The paper primarily focuses on unraveling the dynamics of momentum in the Indian equity markets, specifically exploring effective momentum strategies across liquid equity futures. The study assesses the persistence of returns using various look-back periods, ranging from quarterly and weekly to granular intervals, and evaluates momentum at different frequencies, including daily and intraday. Notably, the research reveals momentum strategies as a source of uncorrelated alpha in the Indian context at the optimal horizon.

Q2: How does the paper contribute to the understanding of momentum in the Indian equity markets, and what role does active risk-budgeting play in portfolio construction?

The paper contributes to the understanding of momentum in the Indian equity markets by providing insights into its consistent presence, positive convexity, and alpha across diverse look-back periods and data frequencies. It emphasizes the potency of momentum amid style factors and highlights that, at the optimal horizon, momentum strategies applied to Indian securities yield alpha uncorrelated to traditional factors.

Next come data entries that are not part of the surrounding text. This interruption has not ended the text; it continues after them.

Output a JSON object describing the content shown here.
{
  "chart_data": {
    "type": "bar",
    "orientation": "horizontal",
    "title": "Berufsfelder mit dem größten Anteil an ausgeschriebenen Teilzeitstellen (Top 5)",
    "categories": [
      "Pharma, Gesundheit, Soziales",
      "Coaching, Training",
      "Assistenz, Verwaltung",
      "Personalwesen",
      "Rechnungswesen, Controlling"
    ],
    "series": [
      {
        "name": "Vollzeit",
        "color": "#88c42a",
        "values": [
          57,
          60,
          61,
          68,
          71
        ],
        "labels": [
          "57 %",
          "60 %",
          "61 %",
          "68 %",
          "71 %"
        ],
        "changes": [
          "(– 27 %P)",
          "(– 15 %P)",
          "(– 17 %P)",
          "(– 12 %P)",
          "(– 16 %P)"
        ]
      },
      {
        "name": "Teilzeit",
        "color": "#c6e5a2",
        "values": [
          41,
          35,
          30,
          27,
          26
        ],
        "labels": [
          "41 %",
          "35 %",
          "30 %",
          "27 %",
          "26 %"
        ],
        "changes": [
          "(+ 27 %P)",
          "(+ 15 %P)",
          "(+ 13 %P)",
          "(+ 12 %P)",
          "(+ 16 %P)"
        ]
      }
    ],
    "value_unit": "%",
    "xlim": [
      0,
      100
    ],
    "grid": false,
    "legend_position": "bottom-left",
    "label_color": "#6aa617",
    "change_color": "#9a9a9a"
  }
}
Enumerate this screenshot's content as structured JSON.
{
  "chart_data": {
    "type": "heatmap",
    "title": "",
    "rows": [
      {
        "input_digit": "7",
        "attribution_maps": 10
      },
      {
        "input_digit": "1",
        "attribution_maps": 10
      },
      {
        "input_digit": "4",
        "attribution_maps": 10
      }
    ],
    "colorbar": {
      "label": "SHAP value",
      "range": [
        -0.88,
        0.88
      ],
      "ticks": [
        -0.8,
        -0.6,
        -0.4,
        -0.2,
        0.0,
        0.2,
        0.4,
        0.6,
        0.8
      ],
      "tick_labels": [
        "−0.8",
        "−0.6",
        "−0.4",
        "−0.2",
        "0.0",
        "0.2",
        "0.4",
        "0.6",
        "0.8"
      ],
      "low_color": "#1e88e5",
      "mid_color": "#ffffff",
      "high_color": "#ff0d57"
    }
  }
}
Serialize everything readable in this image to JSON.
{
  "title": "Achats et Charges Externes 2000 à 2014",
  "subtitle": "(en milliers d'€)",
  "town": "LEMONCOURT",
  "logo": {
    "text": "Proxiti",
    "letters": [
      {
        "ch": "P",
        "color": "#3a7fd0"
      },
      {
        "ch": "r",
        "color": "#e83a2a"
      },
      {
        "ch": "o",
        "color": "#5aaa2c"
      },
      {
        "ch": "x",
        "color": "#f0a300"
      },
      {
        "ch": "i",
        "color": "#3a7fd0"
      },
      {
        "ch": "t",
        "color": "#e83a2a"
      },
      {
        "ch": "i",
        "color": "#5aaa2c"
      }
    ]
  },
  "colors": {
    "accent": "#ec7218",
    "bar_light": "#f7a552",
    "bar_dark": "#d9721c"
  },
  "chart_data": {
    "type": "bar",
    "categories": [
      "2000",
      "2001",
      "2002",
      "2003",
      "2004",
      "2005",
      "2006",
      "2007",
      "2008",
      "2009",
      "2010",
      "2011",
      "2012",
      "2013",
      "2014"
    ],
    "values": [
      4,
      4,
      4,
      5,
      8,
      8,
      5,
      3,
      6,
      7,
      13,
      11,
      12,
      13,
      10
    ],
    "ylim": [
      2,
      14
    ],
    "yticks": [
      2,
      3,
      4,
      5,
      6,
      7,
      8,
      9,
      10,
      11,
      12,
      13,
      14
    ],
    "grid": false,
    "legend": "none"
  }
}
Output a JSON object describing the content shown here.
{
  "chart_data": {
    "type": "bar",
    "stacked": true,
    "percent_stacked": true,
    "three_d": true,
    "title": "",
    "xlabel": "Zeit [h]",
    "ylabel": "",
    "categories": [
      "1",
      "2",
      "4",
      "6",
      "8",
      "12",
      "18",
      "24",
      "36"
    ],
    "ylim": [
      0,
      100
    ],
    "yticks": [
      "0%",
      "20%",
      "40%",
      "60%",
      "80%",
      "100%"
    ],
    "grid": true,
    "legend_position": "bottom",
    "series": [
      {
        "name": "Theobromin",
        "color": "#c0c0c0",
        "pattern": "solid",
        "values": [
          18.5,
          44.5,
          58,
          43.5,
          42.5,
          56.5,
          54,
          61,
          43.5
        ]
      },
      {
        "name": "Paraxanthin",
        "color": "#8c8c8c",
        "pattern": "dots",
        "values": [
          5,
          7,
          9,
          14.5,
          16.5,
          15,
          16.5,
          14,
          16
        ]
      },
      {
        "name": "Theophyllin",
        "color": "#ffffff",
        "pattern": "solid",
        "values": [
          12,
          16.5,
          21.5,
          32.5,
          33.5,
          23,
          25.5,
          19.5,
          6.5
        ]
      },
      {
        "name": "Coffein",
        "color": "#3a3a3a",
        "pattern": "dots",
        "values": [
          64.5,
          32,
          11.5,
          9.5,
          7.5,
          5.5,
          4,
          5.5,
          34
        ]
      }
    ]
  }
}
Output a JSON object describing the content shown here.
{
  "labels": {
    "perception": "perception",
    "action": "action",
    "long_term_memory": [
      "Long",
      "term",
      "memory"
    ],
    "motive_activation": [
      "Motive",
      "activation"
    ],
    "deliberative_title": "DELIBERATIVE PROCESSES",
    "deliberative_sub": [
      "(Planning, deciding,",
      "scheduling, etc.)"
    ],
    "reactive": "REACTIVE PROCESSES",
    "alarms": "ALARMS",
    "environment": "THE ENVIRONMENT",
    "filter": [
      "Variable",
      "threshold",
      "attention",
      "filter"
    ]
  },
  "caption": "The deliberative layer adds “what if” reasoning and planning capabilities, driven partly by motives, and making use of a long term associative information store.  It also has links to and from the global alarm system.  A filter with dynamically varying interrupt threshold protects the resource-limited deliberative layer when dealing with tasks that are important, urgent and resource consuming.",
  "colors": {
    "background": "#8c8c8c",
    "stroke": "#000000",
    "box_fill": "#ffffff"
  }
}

Active risk-budgeting in portfolio construction is introduced as a nuanced enhancement, showcasing potential outperformance compared to conventional mean-variance optimization.

Q3: What broader implications does the paper suggest for tactical asset allocation and quantitative portfolio management in the Indian equity domain and beyond?

The paper suggests broader implications for tactical asset allocation and quantitative portfolio management within the Indian equity domain and beyond. The findings provide nuanced perspectives on incorporating momentum strategies, emphasizing their uncorrelated alpha at optimal horizons. The introduction of active risk-budgeting in portfolio construction offers a potential enhancement, surpassing traditional mean-variance optimization. These insights have implications for practitioners and researchers in the field of quantitative finance and strategic asset allocation.